Alerting Checklist: How Each Tool Stacks Up
Though we’ve covered the alerting capabilities of each tool in depth, some finer details can make a real difference in your daily operations. This checklist breaks down those specifics for you.
| Criteria | JSM | Spike | PagerDuty | Incident.io | Squadcast | Zenduty |
|---|---|---|---|---|---|---|
| Ready-to-use escalation and alert rule templates | ❌ | ✅ | ❌ | ❌ | ❌ | ❌ |
| Alert title or payload rewriting/remapping | ✅ | ✅ | ✅ | ✅ | ✅ | ✅ |
| Native alert deduplication, grouping, and suppression | ✅ | ✅ | ✅ | ✅ | ✅ | ✅ |
| Time-based escalations (business hours, off-hours) | ✅ | ✅ | ✅ | ✅ | ✅ | ✅ |
| Channel-specific escalation rules (e.g. phone for primary, push for secondary) | ❌ | ✅ | ❌ | ❌ | ✅ | ❌ |
| ML-based noise reduction | ❌ | ❌ | ✅ | ❌ | ✅ | ❌ |
| Acknowledgment timeouts with automatic re-alerting | ✅ | ✅ | ✅ | ❌ | ✅ | ✅ |
| DND/silence bypass for only critical alerts | ✅ | ✅ | ✅ | ✅ | ❌ | ✅ |
| Native WhatsApp/Telegram alerting with two-way acknowledgment | ❌ | ✅ | ❌ | ❌ | ❌ | ❌ |
| Customizable voice call settings (gender, speed) | ❌ | ✅ | ❌ | ❌ | ❌ | ❌ |
| AI-driven root cause suggestions | ❌ | ❌ | ✅ | ✅ | ❌ | ✅ |
| Acknowledge/resolve/comment from chat apps (Slack, Teams) | ✅ | ✅ | ✅ | ✅ | ✅ | ✅ |
Clearly, Spike tops the checklist with the broadest set of alerting features that matter in your daily operations.
Final Thoughts
The OpsGenie shutdown forces you to make a choice. Sticking with Atlassian’s path by moving to JSM is one option. It feels familiar, but it also means inheriting its limitations.
You might need more control over how your team gets alerted. Or maybe you want to take action directly from an email. These are some features where JSM falls short. And there are many such drawbacks.

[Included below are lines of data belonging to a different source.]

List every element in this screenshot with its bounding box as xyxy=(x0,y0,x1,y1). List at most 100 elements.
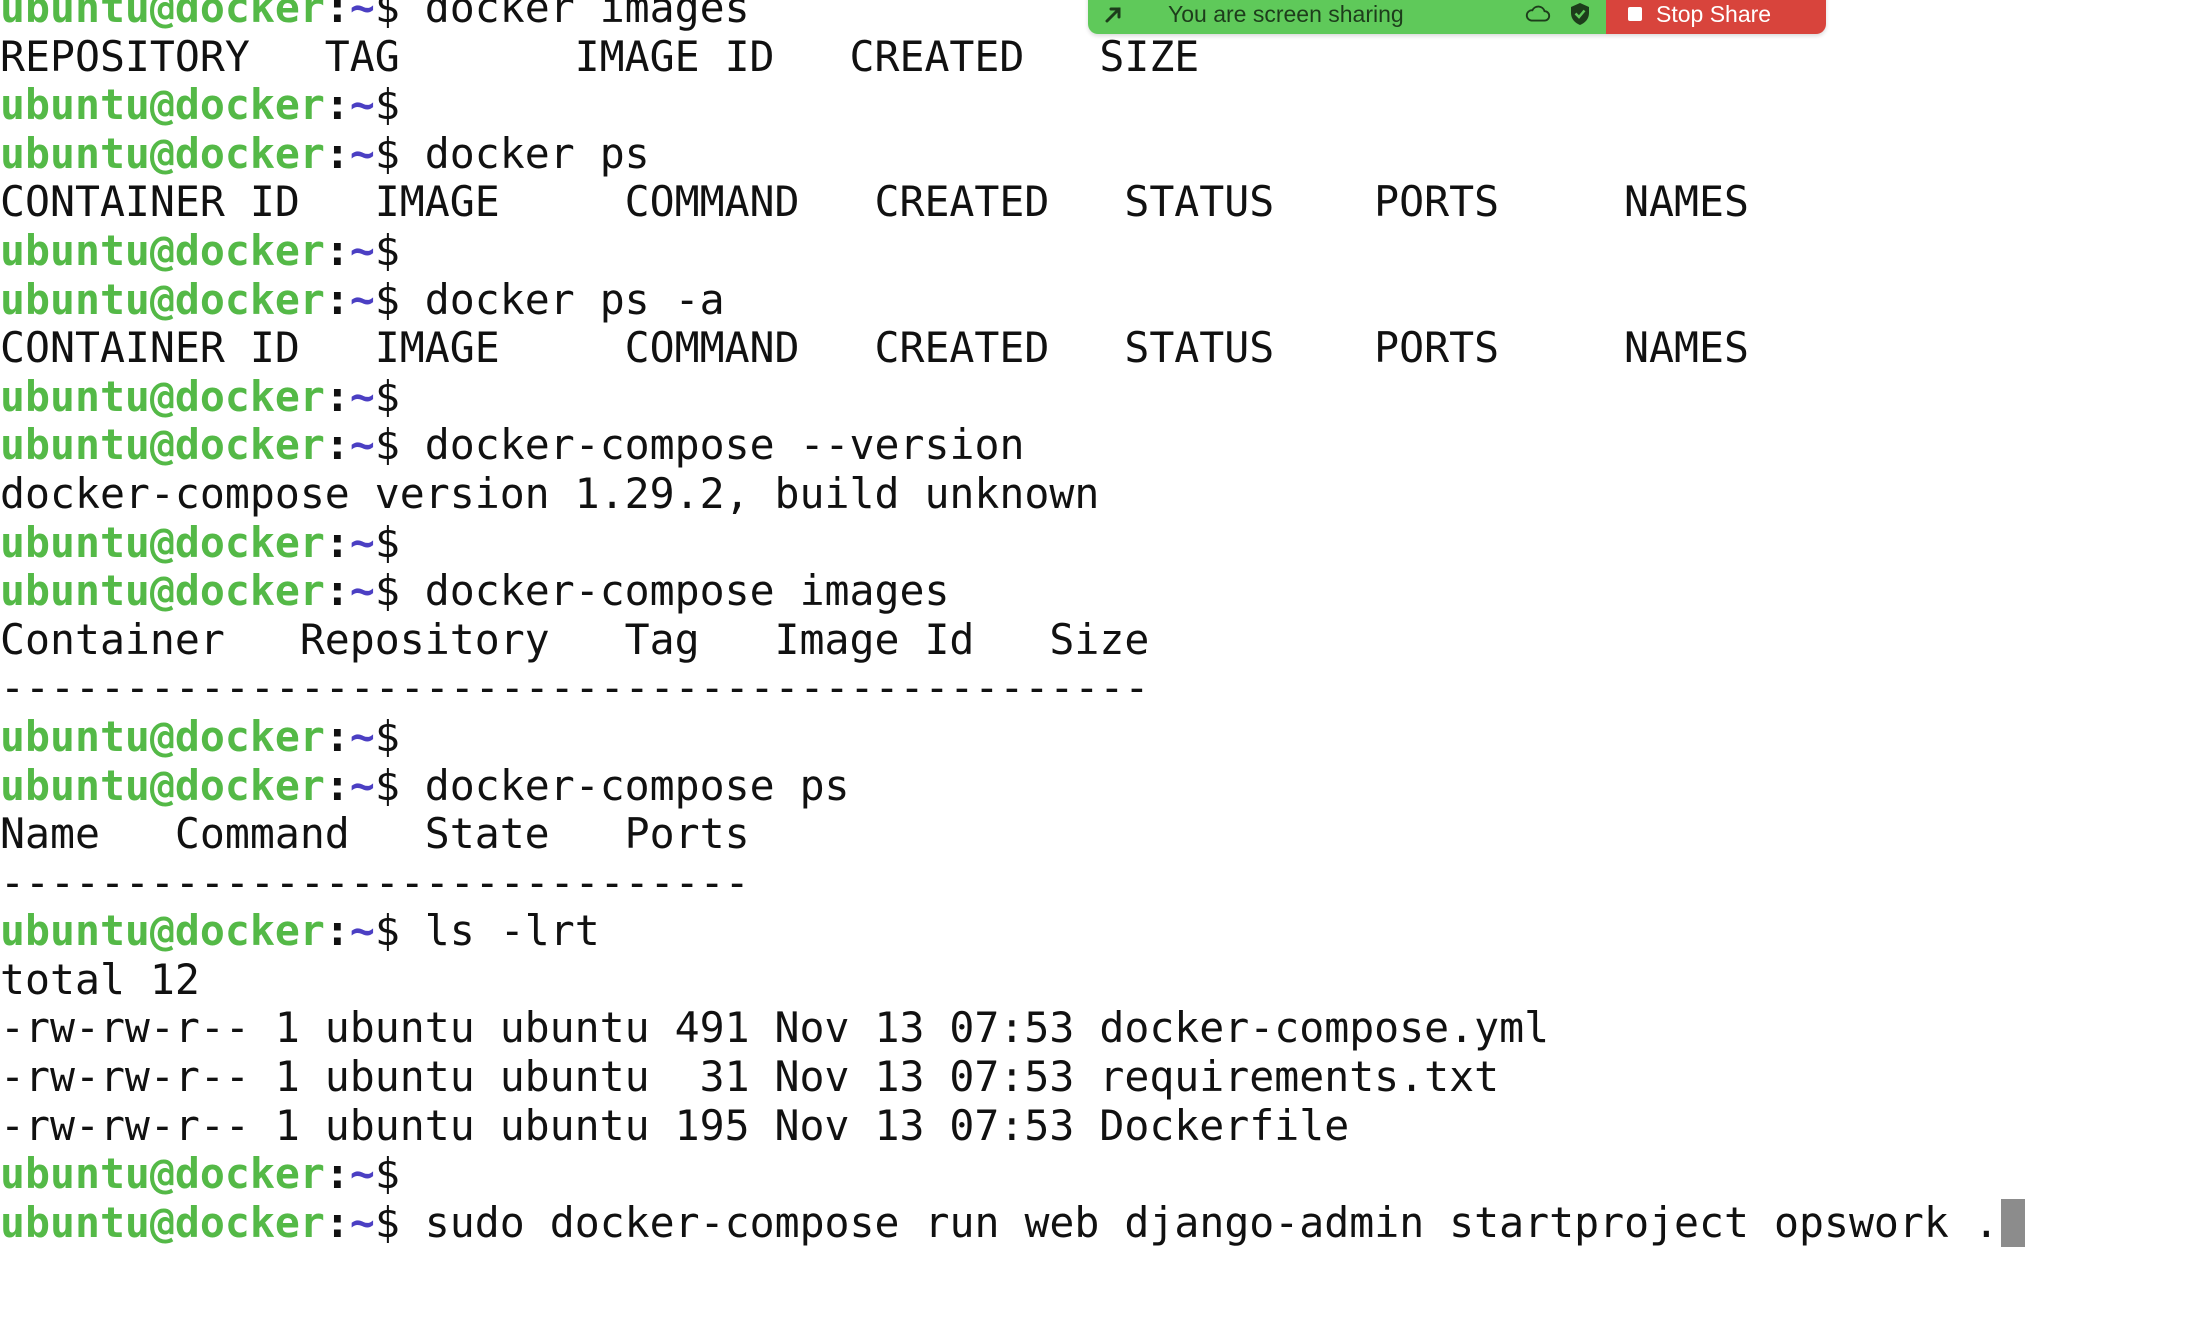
stop-share-label: Stop Share xyxy=(1656,0,1772,27)
prompt-line: ubuntu@docker:~$ docker-compose --versio… xyxy=(0,421,2206,470)
text-cursor xyxy=(2000,1198,2025,1247)
prompt-user-host: ubuntu@docker xyxy=(0,0,325,32)
command-text: docker images xyxy=(399,0,750,32)
prompt-colon: : xyxy=(324,274,350,324)
prompt-dollar: $ xyxy=(374,760,400,810)
prompt-user-host: ubuntu@docker xyxy=(0,420,325,470)
prompt-line: ubuntu@docker:~$ xyxy=(0,371,2206,422)
prompt-path: ~ xyxy=(349,1197,375,1247)
output-text: -rw-rw-r-- 1 ubuntu ubuntu 195 Nov 13 07… xyxy=(0,1100,1350,1150)
prompt-path: ~ xyxy=(349,566,375,616)
prompt-colon: : xyxy=(324,566,350,616)
output-text: REPOSITORY TAG IMAGE ID CREATED SIZE xyxy=(0,31,1200,81)
output-text: ----------------------------------------… xyxy=(0,663,1150,713)
output-line: ------------------------------ xyxy=(0,857,2206,908)
prompt-path: ~ xyxy=(349,420,375,470)
prompt-path: ~ xyxy=(349,711,375,761)
prompt-line: ubuntu@docker:~$ xyxy=(0,1149,2206,1199)
prompt-dollar: $ xyxy=(374,906,400,956)
prompt-path: ~ xyxy=(349,80,375,130)
prompt-colon: : xyxy=(324,80,350,130)
output-line: docker-compose version 1.29.2, build unk… xyxy=(0,468,2206,519)
command-text: docker-compose ps xyxy=(399,760,850,810)
prompt-path: ~ xyxy=(349,1149,375,1199)
output-line: REPOSITORY TAG IMAGE ID CREATED SIZE xyxy=(0,31,2206,82)
prompt-line: ubuntu@docker:~$ docker ps xyxy=(0,128,2206,179)
command-text: docker ps -a xyxy=(399,274,725,324)
prompt-colon: : xyxy=(324,517,350,567)
prompt-path: ~ xyxy=(349,128,375,178)
prompt-dollar: $ xyxy=(374,517,400,567)
command-text: docker-compose --version xyxy=(399,420,1025,470)
output-line: -rw-rw-r-- 1 ubuntu ubuntu 195 Nov 13 07… xyxy=(0,1100,2206,1151)
prompt-user-host: ubuntu@docker xyxy=(0,1149,325,1199)
stop-square-icon xyxy=(1628,7,1642,21)
prompt-user-host: ubuntu@docker xyxy=(0,274,325,324)
prompt-colon: : xyxy=(324,711,350,761)
output-line: Name Command State Ports xyxy=(0,809,2206,859)
prompt-user-host: ubuntu@docker xyxy=(0,517,325,567)
output-text: CONTAINER ID IMAGE COMMAND CREATED STATU… xyxy=(0,323,1749,373)
prompt-user-host: ubuntu@docker xyxy=(0,1197,325,1247)
output-text: ------------------------------ xyxy=(0,857,750,907)
prompt-path: ~ xyxy=(349,371,375,421)
shield-check-icon[interactable] xyxy=(1566,0,1594,28)
output-line: -rw-rw-r-- 1 ubuntu ubuntu 31 Nov 13 07:… xyxy=(0,1052,2206,1102)
cloud-icon[interactable] xyxy=(1524,0,1552,28)
prompt-colon: : xyxy=(324,128,350,178)
prompt-dollar: $ xyxy=(374,566,400,616)
prompt-dollar: $ xyxy=(374,420,400,470)
prompt-line: ubuntu@docker:~$ xyxy=(0,80,2206,130)
output-text: total 12 xyxy=(0,954,200,1004)
output-line: CONTAINER ID IMAGE COMMAND CREATED STATU… xyxy=(0,178,2206,227)
prompt-user-host: ubuntu@docker xyxy=(0,371,325,421)
prompt-user-host: ubuntu@docker xyxy=(0,566,325,616)
prompt-line: ubuntu@docker:~$ xyxy=(0,711,2206,762)
share-status-area: You are screen sharing xyxy=(1088,0,1606,34)
output-text: -rw-rw-r-- 1 ubuntu ubuntu 491 Nov 13 07… xyxy=(0,1003,1550,1053)
prompt-line: ubuntu@docker:~$ docker ps -a xyxy=(0,274,2206,325)
prompt-user-host: ubuntu@docker xyxy=(0,128,325,178)
output-line: -rw-rw-r-- 1 ubuntu ubuntu 491 Nov 13 07… xyxy=(0,1004,2206,1053)
prompt-path: ~ xyxy=(349,760,375,810)
stop-share-button[interactable]: Stop Share xyxy=(1606,0,1826,34)
output-text: CONTAINER ID IMAGE COMMAND CREATED STATU… xyxy=(0,177,1749,227)
prompt-colon: : xyxy=(324,225,350,275)
prompt-colon: : xyxy=(324,371,350,421)
prompt-line: ubuntu@docker:~$ sudo docker-compose run… xyxy=(0,1197,2206,1248)
command-text: sudo docker-compose run web django-admin… xyxy=(399,1197,1999,1247)
prompt-colon: : xyxy=(324,420,350,470)
prompt-line: ubuntu@docker:~$ docker-compose images xyxy=(0,566,2206,616)
prompt-line: ubuntu@docker:~$ docker-compose ps xyxy=(0,760,2206,811)
prompt-colon: : xyxy=(324,906,350,956)
prompt-dollar: $ xyxy=(374,371,400,421)
prompt-user-host: ubuntu@docker xyxy=(0,906,325,956)
output-text: -rw-rw-r-- 1 ubuntu ubuntu 31 Nov 13 07:… xyxy=(0,1052,1500,1102)
prompt-path: ~ xyxy=(349,225,375,275)
prompt-path: ~ xyxy=(349,517,375,567)
phone-arrow-icon[interactable] xyxy=(1100,0,1128,28)
prompt-dollar: $ xyxy=(374,1197,400,1247)
output-line: CONTAINER ID IMAGE COMMAND CREATED STATU… xyxy=(0,323,2206,373)
prompt-path: ~ xyxy=(349,0,375,32)
prompt-path: ~ xyxy=(349,274,375,324)
prompt-colon: : xyxy=(324,1197,350,1247)
output-line: total 12 xyxy=(0,954,2206,1005)
prompt-user-host: ubuntu@docker xyxy=(0,80,325,130)
prompt-line: ubuntu@docker:~$ ls -lrt xyxy=(0,906,2206,956)
output-text: Container Repository Tag Image Id Size xyxy=(0,614,1150,664)
screen-share-bar: You are screen sharing Stop Share xyxy=(1088,0,1826,34)
terminal-window[interactable]: ubuntu@docker:~$ docker images REPOSITORY… xyxy=(0,0,2206,1247)
output-text: docker-compose version 1.29.2, build unk… xyxy=(0,468,1100,518)
command-text: ls -lrt xyxy=(399,906,600,956)
prompt-dollar: $ xyxy=(374,711,400,761)
prompt-dollar: $ xyxy=(374,128,400,178)
prompt-user-host: ubuntu@docker xyxy=(0,760,325,810)
prompt-user-host: ubuntu@docker xyxy=(0,711,325,761)
prompt-dollar: $ xyxy=(374,80,400,130)
prompt-line: ubuntu@docker:~$ xyxy=(0,517,2206,568)
prompt-colon: : xyxy=(324,1149,350,1199)
prompt-line: ubuntu@docker:~$ xyxy=(0,225,2206,276)
prompt-colon: : xyxy=(324,760,350,810)
command-text: docker-compose images xyxy=(399,566,950,616)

This blog showed you five alternatives that fill JSM’s gaps. Each alternative was tested to see how it performs in the real world. The final choice depends on what your team truly needs.
If you are looking for a tool that keeps the best parts of OpsGenie while fixing its frustrations, Spike is worth a look. It is simple, powerful, and built for teams that just want their alerting to work.